Immune checkpoint inhibitors (ICIs) can be used as an individualized therapy in select patients who have undergone solid organ transplantation for metastatic cancer, according to a study published in Cancer.

However, researchers indicated that additional research is necessary to determine the most effective use of these agents to further improve outcomes.

“We believe that the current case series has contributed to the expansion of clinical experience in this area and provides some insight regarding the management of immunosuppression during ICI therapy,” the authors wrote.

Data from patients who received solid organ transplant and ICIs for the treatment of malignancy between January 1, 2016, and September 30, 2019 were retrospectively studied by researchers. Overall, 7 kidney, 8 liver, and 2 heart transplant recipients were identified.

The most common malignancies treated with ICIs in the study cohort were metastatic squamous cell carcinoma (5 patients; 29%) and hepatocellular carcinoma (5 patients; 29%), which were found exclusively among those who had received a liver transplant. The median duration of ICIs was 1.7 months (interquartile range, 0.4-7.6 months).

The cumulative incidence of cancer progression was 50% and 69%, respectively, at 6 months and 12 months. Moreover, 11 patients (65%) died over the median follow-up period of 4.6 months (interquartile range, 1.5-13.2 months) from the time of ICI initiation, with the most common cause of death being cancer progression.

“In competing risk analysis, cancer progression was found to be the earliest and most frequently occurring event leading to premature death,” the authors wrote. “Although the risk of organ complications was found to be only 18% at 6 months, this could have been due to the high rate of patients experiencing cancer progression and subsequent death.”
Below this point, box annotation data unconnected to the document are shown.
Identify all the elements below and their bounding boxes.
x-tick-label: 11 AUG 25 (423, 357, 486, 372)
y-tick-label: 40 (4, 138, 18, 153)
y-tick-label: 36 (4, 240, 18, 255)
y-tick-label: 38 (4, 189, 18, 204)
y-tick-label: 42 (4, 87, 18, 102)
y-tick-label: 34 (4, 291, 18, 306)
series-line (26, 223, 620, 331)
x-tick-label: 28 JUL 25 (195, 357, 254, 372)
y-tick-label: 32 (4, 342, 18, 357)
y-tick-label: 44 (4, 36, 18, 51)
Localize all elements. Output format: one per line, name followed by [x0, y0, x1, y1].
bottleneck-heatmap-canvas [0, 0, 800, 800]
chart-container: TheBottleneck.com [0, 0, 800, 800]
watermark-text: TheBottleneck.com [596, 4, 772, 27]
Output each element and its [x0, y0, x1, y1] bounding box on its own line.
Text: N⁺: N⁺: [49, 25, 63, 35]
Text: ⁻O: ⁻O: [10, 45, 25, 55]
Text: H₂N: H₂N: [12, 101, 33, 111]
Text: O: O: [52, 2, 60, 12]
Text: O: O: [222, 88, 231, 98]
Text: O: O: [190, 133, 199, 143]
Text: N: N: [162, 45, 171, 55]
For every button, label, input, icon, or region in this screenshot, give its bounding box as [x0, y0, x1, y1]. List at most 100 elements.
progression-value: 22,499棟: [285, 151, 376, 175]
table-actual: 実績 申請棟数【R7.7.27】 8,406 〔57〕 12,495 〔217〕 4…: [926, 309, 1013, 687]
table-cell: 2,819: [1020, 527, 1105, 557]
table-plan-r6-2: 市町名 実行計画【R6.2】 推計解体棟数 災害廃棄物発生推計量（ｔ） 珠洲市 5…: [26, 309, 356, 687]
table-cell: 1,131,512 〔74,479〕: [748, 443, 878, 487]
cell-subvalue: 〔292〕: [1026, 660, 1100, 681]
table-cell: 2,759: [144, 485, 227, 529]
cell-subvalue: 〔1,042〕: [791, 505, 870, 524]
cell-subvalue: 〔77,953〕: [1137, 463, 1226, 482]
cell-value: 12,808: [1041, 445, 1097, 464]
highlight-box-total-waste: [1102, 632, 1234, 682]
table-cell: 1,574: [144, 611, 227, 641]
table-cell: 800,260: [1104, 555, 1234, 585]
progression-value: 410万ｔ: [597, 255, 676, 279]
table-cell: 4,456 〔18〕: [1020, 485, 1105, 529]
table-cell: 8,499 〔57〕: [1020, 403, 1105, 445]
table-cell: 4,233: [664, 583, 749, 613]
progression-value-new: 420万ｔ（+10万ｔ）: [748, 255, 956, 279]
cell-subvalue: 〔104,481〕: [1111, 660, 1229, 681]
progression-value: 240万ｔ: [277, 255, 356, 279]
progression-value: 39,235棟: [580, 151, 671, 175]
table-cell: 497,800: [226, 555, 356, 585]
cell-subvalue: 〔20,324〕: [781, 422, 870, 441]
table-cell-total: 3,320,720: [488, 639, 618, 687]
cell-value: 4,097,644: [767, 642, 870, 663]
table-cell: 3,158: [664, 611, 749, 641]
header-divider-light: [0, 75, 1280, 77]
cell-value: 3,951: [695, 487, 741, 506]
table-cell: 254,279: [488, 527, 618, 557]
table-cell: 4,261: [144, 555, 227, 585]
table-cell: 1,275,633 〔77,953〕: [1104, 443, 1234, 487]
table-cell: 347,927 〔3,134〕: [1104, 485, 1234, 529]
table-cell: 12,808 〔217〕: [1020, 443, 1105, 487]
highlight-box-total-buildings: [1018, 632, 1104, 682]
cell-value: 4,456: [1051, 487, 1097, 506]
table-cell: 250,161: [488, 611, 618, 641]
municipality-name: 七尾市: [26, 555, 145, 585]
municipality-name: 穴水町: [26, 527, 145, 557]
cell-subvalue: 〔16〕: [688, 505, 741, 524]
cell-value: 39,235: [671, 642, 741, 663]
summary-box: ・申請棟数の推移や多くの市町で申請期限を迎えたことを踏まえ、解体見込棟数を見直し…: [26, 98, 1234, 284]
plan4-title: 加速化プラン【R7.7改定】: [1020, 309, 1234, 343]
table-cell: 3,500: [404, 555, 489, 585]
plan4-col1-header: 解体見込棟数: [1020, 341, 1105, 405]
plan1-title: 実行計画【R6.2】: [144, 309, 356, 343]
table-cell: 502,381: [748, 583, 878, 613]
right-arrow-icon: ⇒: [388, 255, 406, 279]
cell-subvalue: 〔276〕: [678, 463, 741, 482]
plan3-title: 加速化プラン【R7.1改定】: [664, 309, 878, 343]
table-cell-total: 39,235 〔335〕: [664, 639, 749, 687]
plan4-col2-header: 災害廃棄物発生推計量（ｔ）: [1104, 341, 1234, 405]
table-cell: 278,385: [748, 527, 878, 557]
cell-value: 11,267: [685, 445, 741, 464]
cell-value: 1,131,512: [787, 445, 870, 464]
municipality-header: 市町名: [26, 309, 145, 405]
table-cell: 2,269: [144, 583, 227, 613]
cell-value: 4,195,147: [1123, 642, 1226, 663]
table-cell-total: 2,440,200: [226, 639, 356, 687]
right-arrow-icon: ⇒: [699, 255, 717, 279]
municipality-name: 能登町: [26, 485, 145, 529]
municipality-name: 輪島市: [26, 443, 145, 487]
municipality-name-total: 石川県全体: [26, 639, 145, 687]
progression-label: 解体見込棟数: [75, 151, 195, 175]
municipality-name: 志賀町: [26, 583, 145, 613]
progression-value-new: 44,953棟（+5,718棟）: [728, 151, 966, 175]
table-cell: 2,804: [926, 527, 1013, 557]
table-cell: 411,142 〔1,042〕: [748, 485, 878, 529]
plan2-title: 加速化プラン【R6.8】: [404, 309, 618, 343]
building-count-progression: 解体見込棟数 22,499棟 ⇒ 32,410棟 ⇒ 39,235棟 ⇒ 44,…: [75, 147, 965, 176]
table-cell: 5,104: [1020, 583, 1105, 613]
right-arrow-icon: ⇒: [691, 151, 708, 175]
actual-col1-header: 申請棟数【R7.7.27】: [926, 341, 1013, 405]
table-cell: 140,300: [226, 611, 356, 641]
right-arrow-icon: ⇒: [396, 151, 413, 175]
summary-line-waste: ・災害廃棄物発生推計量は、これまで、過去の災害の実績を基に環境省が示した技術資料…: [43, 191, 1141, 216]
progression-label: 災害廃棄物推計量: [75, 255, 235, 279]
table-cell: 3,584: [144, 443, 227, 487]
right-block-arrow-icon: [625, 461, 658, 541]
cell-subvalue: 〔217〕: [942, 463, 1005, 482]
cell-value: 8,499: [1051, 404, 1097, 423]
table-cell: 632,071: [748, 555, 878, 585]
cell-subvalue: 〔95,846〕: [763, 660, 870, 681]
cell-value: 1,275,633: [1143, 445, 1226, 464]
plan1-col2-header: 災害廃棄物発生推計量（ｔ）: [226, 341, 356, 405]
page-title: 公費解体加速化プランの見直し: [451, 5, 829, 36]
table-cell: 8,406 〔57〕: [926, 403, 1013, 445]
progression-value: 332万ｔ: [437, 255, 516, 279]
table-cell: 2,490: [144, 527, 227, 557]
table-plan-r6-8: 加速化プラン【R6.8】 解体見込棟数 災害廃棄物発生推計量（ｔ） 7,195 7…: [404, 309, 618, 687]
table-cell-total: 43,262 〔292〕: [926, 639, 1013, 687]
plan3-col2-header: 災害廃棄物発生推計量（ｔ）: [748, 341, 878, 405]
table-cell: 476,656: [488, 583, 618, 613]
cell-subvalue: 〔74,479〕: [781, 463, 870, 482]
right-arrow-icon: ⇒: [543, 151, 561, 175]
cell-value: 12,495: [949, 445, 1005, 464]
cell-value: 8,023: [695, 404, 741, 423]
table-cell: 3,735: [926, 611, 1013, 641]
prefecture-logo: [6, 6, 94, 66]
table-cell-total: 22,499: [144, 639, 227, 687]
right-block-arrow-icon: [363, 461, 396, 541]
With regard to safety, 5 patients (29%) experienced adverse events (AEs), including 4 patients (24%) with immune-related AEs, 3 patients (18%) with acute allograft rejections, 1 patient (6%) with autoimmune colitis, and 1 patient who was a heart transplant recipient (6%) with ICI-induced cardiotoxicity.

“To our knowledge, sustainable or replacement therapies in patients with other organ transplants remain nonexistent. Regardless, the use of ICIs after solid organ transplantation should not be discouraged, especially in patients with limited options, and the potential risk of organ complications should not be considered prohibitive,” the authors explained. “A thorough discussion of the risks and benefits of ICIs within the context of cancer-related risks of mortality and morbidity using a multidisciplinary approach needs to take place before immunotherapy is initiated.”

Importantly, this study was limited by its retrospective nature and heterogenous population in terms of cancer type and immunosuppression management. However, to date, this is the largest single-center case series of solid organ transplant recipients who were treated with ICIs.

“Future work, ideally incorporating biomarkers of tumor response and noninvasive monitoring for rejection, are needed to help guide ICI therapies among [solid organ transplant recipients],” the authors concluded.

Reference:

Owoyemi I, Vaughan LE, Costello CM, et al. Clinical Outcomes of Solid Organ Transplant Recipients With Metastatic Cancers Who Are Treated With Immune Checkpoint Inhibitors: A Single-Center Analysis. Cancer. doi: 10.1002/cncr.33134.